トーレス子爵家の書斎の窓から、秋の空が見える。澄んだ青。風はまだ穏やかだった。


再審から一ヶ月が過ぎた。


ギルベルトの母が修道院から帰還し、ヴァイス家は家族を取り戻した。保守派司祭は罷免され、神殿法廷の記録には私の名前が証拠整理者として残っている。


あの日から、日々は穏やかだった。


ギルベルトとは手紙のやり取りが続いている。時折、宰相府の近くの茶房で会う。手を繋いで歩くことにも、少しだけ慣れた。


だが、婚約はまだ成立していない。


宰相の「保留」は、再審が終わった後も続いている。ギルベルトは何度か父に掛け合ったらしい。だが、返事はいつも同じだという。


「まだ早い」。


社交界では、私と宰相家の関係は公然の事実として扱われていた。茶会に招かれれば「ヴァイス家のご令嬢候補」と囁かれ、夜会に顔を出せば視線が集まる。


だが、公式な発表はない。


その曖昧さが、様々な憶測を生んでいた。「宰相が反対している」「身分差で破談になる」「政略婚の交渉中だ」。どれも事実ではないが、否定する手段もない。

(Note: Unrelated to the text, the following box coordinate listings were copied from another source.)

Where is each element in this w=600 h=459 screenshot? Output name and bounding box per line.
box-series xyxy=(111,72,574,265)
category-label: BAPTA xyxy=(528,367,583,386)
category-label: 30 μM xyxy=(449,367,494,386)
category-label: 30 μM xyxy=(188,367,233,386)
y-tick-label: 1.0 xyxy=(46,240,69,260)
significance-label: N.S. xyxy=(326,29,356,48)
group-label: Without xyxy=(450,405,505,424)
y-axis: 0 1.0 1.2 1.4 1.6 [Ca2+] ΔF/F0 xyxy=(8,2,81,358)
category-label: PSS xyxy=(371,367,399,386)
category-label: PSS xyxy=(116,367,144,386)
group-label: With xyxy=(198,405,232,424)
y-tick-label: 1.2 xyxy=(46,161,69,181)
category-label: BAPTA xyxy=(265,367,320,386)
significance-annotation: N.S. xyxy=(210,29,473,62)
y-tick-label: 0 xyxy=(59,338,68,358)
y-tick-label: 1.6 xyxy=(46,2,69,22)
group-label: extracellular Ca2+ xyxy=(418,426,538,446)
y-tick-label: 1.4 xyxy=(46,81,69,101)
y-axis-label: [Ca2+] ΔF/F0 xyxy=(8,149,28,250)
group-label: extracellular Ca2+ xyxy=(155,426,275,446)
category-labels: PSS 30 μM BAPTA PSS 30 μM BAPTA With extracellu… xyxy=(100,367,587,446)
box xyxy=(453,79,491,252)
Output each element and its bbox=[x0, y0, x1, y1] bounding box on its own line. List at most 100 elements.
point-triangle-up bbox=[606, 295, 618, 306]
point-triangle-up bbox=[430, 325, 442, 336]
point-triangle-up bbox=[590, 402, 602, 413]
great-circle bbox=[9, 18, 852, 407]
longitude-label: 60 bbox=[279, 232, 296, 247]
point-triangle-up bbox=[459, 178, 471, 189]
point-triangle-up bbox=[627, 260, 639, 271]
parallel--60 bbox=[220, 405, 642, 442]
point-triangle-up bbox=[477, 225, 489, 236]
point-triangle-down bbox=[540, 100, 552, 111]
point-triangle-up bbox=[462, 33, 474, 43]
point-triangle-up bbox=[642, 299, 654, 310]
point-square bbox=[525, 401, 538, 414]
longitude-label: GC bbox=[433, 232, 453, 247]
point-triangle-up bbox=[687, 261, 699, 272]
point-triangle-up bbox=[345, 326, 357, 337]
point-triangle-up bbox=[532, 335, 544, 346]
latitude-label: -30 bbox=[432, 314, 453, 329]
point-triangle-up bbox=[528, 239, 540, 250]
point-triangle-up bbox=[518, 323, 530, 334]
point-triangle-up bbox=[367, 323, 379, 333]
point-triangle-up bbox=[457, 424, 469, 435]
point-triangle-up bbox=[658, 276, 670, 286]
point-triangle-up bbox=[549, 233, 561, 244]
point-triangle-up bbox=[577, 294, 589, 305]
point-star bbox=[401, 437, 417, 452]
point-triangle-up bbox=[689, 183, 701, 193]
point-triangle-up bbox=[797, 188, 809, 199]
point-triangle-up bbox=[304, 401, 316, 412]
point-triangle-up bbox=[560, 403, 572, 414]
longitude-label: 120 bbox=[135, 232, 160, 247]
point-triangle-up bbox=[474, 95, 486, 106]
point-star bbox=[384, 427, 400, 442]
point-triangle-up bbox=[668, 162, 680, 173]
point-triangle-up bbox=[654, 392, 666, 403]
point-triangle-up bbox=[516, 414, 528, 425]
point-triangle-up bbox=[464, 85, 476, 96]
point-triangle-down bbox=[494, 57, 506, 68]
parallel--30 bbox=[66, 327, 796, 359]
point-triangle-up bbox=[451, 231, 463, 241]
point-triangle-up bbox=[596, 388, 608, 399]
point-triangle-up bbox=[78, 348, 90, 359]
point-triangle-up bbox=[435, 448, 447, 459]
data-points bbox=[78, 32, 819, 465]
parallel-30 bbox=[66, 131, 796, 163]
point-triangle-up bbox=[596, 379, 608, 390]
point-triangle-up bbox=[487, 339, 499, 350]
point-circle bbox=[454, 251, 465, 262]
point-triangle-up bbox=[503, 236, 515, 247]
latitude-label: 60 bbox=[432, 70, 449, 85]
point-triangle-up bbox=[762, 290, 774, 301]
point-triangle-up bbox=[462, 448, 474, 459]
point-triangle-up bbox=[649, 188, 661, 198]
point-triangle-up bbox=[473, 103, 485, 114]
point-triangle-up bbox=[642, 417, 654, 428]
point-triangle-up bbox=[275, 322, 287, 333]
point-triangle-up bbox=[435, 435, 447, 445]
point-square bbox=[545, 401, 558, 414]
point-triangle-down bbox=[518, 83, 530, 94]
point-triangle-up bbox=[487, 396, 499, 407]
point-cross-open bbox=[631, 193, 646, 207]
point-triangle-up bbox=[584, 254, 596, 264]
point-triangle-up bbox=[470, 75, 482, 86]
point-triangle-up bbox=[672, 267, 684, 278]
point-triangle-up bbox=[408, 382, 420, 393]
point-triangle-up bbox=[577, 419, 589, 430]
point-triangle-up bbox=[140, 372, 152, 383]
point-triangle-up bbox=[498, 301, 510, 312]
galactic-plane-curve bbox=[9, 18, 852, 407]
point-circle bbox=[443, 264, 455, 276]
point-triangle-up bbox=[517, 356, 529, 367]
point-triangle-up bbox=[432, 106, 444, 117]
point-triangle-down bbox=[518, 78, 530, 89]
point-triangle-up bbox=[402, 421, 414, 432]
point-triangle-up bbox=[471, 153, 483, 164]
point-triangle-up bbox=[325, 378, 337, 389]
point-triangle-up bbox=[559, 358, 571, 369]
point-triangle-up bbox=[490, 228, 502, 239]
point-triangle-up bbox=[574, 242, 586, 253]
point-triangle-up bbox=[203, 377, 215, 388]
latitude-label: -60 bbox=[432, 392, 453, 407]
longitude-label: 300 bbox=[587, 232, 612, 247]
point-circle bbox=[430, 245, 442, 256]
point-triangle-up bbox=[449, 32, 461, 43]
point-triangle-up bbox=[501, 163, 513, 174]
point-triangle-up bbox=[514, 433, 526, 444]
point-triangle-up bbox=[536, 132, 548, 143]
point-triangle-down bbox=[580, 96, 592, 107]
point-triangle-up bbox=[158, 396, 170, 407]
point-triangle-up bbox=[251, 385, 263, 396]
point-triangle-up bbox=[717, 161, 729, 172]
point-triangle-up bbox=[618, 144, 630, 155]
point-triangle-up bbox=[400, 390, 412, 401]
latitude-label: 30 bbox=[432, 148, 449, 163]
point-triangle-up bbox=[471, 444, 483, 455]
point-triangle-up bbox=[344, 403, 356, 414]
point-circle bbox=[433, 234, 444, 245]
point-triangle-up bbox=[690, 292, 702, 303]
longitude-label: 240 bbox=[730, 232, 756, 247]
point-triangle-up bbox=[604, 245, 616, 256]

公式でないということは、守られていないということだ。


その日の午後、ギルベルトが子爵家を訪ねてきた。


応接間に通すと、彼はいつもより疲れた顔をしていた。宰相府の補佐官としての仕事が増えているのだと、手紙には書いてあった。


「ロゼリア、少し話したいことがある」


二人きりの応接間。ギルベルトは紅茶に口をつけてから、静かに言った。


「婚約の件、父に改めて話した」


私は背筋を伸ばした。


「結果は」


「同じだ。政治的合理性が不足している、と」


政治的合理性。その言葉は、何度聞いても胸に刺さる。


「父は僕たちの関係を否定しているわけじゃない。ただ、宰相家が子爵家の令嬢を迎えるには、社交界と王都政界が納得する理由が必要だと言っている」


「理由」


「僕の気持ちだけでは、足りないということだ」


ギルベルトの声には、悔しさが滲んでいた。


私は紅茶のカップを両手で包んだ。温かい。この温かさは確かなのに、形にならない。


「では、何があれば十分なのですか」


ギルベルトは少し考えてから答えた。


「正直に言えば、分からない。父は明確な条件を示さない。ただ、今の宰相府は聖女空位の問題で手一杯だ。婚約の話を持ち出す余裕がない」


聖女空位。


その言葉が、最近の王都では重くなっている。


三日後、カティアから茶会の誘いがあった。


ヴァレンシュタイン公爵家の別邸。いつもの場所だ。ヴィオラも来ていた。


「聖女空位が一年を超えたわ」


カティアが切り出した。紅茶を注ぎながら、いつもの冷静な口調で。


「領地紛争の裁定が二件滞留している。外交上の神意表明もできない。隣国との交渉は膠着状態。宰相府が暫定代行しているけれど、神殿側は正式に抗議文を出した」


「世俗権力による神聖領域の侵害、だったかしら」


ヴィオラが肩をすくめた。


「大袈裟な言い方だけど、神殿としては当然の反応ね。自分たちの権限を宰相府に取られているんだもの」


私は黙って聞いていた。聖女空位の問題は、ニュースとしては知っていた。だが、それが自分の婚約に直接関係しているとは、考えていなかった。


カティアが私を見た。


「ロゼリア。聖女空位の問題が片付かない限り、宰相は私事に注意を向けないわ」


「つまり、婚約は」


「後回しになる。宰相にとって、王国の安定が最優先。それは政治家として正しい判断よ」


正しい判断。分かっている。分かっているけれど。


ヴィオラが私の表情を見て、少し声を落とした。


「焦る必要はないわ。あんたとギルベルトの関係は確かなものでしょ」


「ええ。それは、確かです」


「なら、待てばいい。問題が片付けば、宰相も動く」


そう言ってくれるヴィオラの言葉は温かかった。だが、待つだけでいいのだろうか。


私はいつも、待つ側だった。図書室で本を整理しながら、誰かが来るのを待っていた。あの頃のモブの自分と、今の自分は違うはずだ。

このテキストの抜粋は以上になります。